All nodes participate in the network’s decentralization and maintain the blockchain, with the workload randomly distributed among nodes for transaction processing. With Ouroboros Leios, Cardano will remain a consistent blockchain that efficiently uses resources for higher throughput.

Scalability limits are primarily determined by the network’s physical capabilities. While all nodes maintain the blockchain, this imposes a relatively low burden. The remaining resources can be used for parallel processing. Depending on parameter settings, a certain number of virtual threads in the network will process transactions in parallel. However, there will not be many of them, as the random allocation of nodes is based on stake. If the endorsement threshold is high, parallelization will be relatively low, as a significant portion of nodes will validate the same set of new transactions.
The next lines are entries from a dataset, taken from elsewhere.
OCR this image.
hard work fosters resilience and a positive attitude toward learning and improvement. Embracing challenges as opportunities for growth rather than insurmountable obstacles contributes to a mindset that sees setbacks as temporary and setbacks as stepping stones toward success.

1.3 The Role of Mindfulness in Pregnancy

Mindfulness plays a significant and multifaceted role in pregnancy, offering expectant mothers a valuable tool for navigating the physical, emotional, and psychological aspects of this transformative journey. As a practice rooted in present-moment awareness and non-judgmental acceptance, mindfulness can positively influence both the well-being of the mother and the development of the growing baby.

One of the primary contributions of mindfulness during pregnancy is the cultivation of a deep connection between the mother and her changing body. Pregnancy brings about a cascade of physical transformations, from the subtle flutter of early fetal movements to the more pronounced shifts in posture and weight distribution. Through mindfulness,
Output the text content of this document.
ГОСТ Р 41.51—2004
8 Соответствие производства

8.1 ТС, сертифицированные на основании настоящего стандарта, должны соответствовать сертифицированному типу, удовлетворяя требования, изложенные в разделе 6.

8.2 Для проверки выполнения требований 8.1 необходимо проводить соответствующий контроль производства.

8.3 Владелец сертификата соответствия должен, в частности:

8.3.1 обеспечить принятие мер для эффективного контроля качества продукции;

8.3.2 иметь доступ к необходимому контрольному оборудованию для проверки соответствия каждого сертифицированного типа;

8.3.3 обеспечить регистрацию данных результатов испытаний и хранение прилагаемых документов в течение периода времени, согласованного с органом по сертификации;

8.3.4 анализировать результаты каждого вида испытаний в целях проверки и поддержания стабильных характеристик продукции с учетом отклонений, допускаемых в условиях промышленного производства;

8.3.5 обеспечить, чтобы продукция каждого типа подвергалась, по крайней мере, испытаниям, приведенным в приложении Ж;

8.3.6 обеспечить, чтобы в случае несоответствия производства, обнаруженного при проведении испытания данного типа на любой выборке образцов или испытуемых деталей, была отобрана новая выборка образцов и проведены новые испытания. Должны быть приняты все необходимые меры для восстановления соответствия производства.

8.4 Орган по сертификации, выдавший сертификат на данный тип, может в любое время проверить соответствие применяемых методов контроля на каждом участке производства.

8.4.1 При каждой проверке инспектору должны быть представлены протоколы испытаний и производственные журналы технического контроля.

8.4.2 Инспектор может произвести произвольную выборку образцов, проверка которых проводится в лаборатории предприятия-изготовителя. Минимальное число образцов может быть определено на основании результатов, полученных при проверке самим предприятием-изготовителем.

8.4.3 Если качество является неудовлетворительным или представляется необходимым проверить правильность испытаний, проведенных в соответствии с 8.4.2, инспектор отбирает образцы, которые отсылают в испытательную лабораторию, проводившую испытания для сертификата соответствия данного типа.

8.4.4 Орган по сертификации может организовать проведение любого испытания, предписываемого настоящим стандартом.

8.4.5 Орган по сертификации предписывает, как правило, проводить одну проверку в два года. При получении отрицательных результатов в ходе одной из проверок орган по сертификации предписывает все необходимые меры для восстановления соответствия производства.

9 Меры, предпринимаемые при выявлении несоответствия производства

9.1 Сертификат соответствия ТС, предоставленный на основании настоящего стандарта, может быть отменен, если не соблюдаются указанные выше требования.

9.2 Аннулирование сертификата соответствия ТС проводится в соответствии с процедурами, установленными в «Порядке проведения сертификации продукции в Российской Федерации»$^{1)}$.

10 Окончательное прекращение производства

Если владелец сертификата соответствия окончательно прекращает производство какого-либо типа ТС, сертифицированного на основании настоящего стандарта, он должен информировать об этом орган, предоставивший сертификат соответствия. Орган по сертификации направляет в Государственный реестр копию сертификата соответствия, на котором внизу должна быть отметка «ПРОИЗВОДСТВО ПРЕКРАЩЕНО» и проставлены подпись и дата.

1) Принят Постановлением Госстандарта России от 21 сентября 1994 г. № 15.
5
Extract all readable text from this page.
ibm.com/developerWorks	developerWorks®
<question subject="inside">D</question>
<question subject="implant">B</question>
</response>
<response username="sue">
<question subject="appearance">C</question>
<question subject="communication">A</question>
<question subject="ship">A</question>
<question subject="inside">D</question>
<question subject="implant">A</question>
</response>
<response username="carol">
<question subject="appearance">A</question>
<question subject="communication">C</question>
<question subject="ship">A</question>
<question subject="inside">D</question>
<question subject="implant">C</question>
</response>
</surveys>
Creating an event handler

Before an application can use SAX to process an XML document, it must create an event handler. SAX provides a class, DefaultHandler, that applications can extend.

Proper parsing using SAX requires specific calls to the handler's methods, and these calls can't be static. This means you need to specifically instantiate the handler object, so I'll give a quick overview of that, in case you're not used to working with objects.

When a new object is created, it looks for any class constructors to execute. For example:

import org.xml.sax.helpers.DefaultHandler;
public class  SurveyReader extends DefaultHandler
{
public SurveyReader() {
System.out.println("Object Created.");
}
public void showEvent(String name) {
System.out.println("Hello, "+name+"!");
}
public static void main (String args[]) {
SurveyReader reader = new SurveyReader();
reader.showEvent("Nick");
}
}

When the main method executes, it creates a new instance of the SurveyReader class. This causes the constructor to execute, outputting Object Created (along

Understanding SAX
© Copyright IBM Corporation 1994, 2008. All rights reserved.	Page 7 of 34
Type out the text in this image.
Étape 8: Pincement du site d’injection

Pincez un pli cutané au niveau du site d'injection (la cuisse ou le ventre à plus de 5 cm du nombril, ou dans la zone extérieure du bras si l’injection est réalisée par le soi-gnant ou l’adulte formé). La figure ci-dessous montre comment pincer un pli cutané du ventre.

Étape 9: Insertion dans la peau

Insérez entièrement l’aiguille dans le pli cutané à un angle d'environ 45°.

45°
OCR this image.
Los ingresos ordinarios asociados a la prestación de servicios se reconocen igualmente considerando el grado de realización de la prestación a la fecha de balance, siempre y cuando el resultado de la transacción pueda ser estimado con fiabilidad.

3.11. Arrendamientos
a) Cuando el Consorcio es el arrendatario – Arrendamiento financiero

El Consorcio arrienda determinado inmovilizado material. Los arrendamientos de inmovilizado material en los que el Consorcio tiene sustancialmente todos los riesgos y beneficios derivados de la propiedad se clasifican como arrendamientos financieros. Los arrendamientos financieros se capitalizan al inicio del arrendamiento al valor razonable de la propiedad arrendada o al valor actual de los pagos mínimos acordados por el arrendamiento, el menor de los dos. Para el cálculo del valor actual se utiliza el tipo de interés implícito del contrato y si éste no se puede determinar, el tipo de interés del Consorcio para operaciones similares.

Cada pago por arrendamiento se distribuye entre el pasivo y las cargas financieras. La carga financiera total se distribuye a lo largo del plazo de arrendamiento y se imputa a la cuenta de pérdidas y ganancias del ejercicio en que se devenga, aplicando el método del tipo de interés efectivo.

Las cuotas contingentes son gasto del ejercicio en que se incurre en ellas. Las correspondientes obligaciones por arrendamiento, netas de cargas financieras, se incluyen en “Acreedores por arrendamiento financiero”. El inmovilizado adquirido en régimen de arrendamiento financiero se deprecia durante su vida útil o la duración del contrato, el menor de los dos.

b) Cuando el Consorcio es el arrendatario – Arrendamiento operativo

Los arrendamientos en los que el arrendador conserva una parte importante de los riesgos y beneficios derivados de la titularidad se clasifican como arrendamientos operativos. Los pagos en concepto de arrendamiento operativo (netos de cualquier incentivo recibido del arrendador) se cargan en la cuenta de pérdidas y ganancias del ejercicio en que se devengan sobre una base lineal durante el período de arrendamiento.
With sharding, it is theoretically possible to achieve a higher level of parallelization. This may or may not mean fundamentally higher throughput.

Conclusion

Measured by transactions per second (TPS), the layered architecture would be the winner. However, its high degree of centralization, inability to verify the global state, and unresolved cross-chain communication issues make it less appealing. The blockchain essentially becomes isolated from processing and serves only as a storage layer for L2 states.

Sharding would come second, as it allows the ledger to be fragmented into many relatively autonomous and mutually compatible sub-blockchains. While cross-shard communication can be a significant challenge, only a growing number of users will determine if a sharded blockchain can remain effective.

Ouroboros Leios might not win in a TPS contest and could perform similarly to sharding at best. However, blockchain is not solely about TPS; it also involves decentralization, security, integrity, auditability, and more. Holistically, Ouroboros Leios represents a conservative approach to building a blockchain.

One instance of Ouroboros Leios can theoretically function as a single shard, suggesting that Cardano could implement sharding where each shard maximizes the subnet’s throughput. Cross-shard communication could be relatively easy due to the UTxO model, but it would still be a significant burden, similar to regular sharding. A combination of Ouroboros Leios and L2s might be a better direction for Cardano. The UTxO model and determinism could play a crucial role in building ZK Rollups, allowing for different technologies than those used in Ethereum.

L2s are sometimes compared to sharding, although the differences between the two are significant. Ethereum can be seen as a main shard for surrounding child shards. However, different execution environments complicate everything needed to obtain global state. For that reason, I think that Ethereum is not a global computer as it is sometimes marketed. Sharded blockchains and Cardano with Ouroboros Leios are much closer to achieving this goal.